FAQ Search Today's Posts Mark Forums Read
» Video Reviews

» Linux Archive

Linux-archive is a website aiming to archive linux email lists and to make them easily accessible for linux users/developers.


» Sponsor

» Partners

» Sponsor

Go Back   Linux Archive > Redhat > Device-mapper Development

 
 
LinkBack Thread Tools
 
Old 08-14-2011, 08:18 PM
Mikulas Patocka
 
Default convert dm-thin to use dm-bufio

Hi

I created patches that convert dm-thin to use dm-bufio interface (so that
it is consistent with dm-zeroed and dm-multisnap).

The patches are here:
http://people.redhat.com/mpatocka/patches/kernel/dm-thinp-bufio/

Advantages:

* It uses kmalloc, __get_free_pages or __vmalloc, so the block size is not
limited and memory fragmentation is not an issue. The original code only
used kmalloc.

* It has dynamic cache sizing, cache size can be configured by the user.
In case of inactivity over some time (a buffer is unused for a minute),
the buffers are freed. The original code had cache size hardcoded and it
couldn't be changed.

* Submit bios directly (if we can) without dm-io layer.

Notes:

* Buffer locking is not supported, I suppose it is not used for anything
anyway. If it is used, tell me, I can add it after reviewing it.

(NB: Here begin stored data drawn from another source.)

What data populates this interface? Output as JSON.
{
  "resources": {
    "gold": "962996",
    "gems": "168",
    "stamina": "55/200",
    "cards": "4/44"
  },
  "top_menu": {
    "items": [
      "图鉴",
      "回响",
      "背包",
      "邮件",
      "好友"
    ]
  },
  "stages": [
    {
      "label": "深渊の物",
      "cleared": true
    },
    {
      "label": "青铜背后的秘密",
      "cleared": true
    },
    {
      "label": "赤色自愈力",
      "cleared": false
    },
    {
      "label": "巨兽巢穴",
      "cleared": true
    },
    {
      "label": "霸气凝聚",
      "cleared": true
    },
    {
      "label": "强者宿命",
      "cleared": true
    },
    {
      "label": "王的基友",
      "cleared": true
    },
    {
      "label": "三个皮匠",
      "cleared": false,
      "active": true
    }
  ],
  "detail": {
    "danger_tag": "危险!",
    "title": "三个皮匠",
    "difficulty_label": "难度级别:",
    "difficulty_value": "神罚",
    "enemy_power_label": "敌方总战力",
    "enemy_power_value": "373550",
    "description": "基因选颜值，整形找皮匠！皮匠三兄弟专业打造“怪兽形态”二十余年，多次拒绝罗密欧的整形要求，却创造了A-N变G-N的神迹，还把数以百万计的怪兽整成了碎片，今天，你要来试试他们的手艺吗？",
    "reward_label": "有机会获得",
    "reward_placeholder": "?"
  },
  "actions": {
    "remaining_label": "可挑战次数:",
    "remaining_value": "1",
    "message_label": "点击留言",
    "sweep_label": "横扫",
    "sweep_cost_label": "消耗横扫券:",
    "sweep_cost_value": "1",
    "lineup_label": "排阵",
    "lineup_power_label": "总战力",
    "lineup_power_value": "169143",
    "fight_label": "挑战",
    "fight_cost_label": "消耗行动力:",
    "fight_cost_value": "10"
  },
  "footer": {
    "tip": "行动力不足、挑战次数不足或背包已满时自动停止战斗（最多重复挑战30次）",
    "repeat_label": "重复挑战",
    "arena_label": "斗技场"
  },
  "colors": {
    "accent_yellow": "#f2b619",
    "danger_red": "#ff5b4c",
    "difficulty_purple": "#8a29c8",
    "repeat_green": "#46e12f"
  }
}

* dm_bm_rebind_block_device changes the block device, but it is not used
for anything (dm-thinp never changes the device). I think it could be
removed.

* Two small bugs in dm-thin are fixed --- not closing the superblock
buffer on exit and improper termination sequence (the block devices were
closed before the buffer interface exited).

Mikulas

--
dm-devel mailing list
dm-devel@redhat.com
https://www.redhat.com/mailman/listinfo/dm-devel
 
Old 08-15-2011, 09:04 AM
Joe Thornber
 
Default convert dm-thin to use dm-bufio

On Sun, Aug 14, 2011 at 04:18:29PM -0400, Mikulas Patocka wrote:
> * It has dynamic cache sizing, cache size can be configured by the user.
> In case of inactivity over some time (a buffer is unused for a minute),
> the buffers are freed. The original code had cache size hardcoded and it
> couldn't be changed.

A big advantage, something that would have to be done for dm-block-manager.c.

> * Submit bios directly (if we can) without dm-io layer.

Also good.

> Notes:
>
> * Buffer locking is not supported, I suppose it is not used for anything
> anyway. If it is used, tell me, I can add it after reviewing it.

Locking is used throughout the btree code, and the persistent-data
library in general. The only thing stopping us getting the benefit
specifically in thinp is the big rw lock in dm_thin_metadata.c. As
the code matures I plan to relax this lock to allow one writer,
multiple readers. We've spoken about this before.

Aside from that the locking is great for debugging. I'd have it for
that alone, and consider turning it off for release builds.

So, I'm not going to back down on the locking. If we merge
block-manager/bufio we need locking in the interface.

> * dm_bm_rebind_block_device changes the block device, but it is not used
> for anything (dm-thinp never changes the device). I think it could be
> removed.

I admit it's ugly, but it _is_ used. The need comes about from the
metadata device's lifetime being longer than that of the dm table that
opens it. So when a different pool table is loaded we reopen the
metadata device and 'rebind' it under the block-manager.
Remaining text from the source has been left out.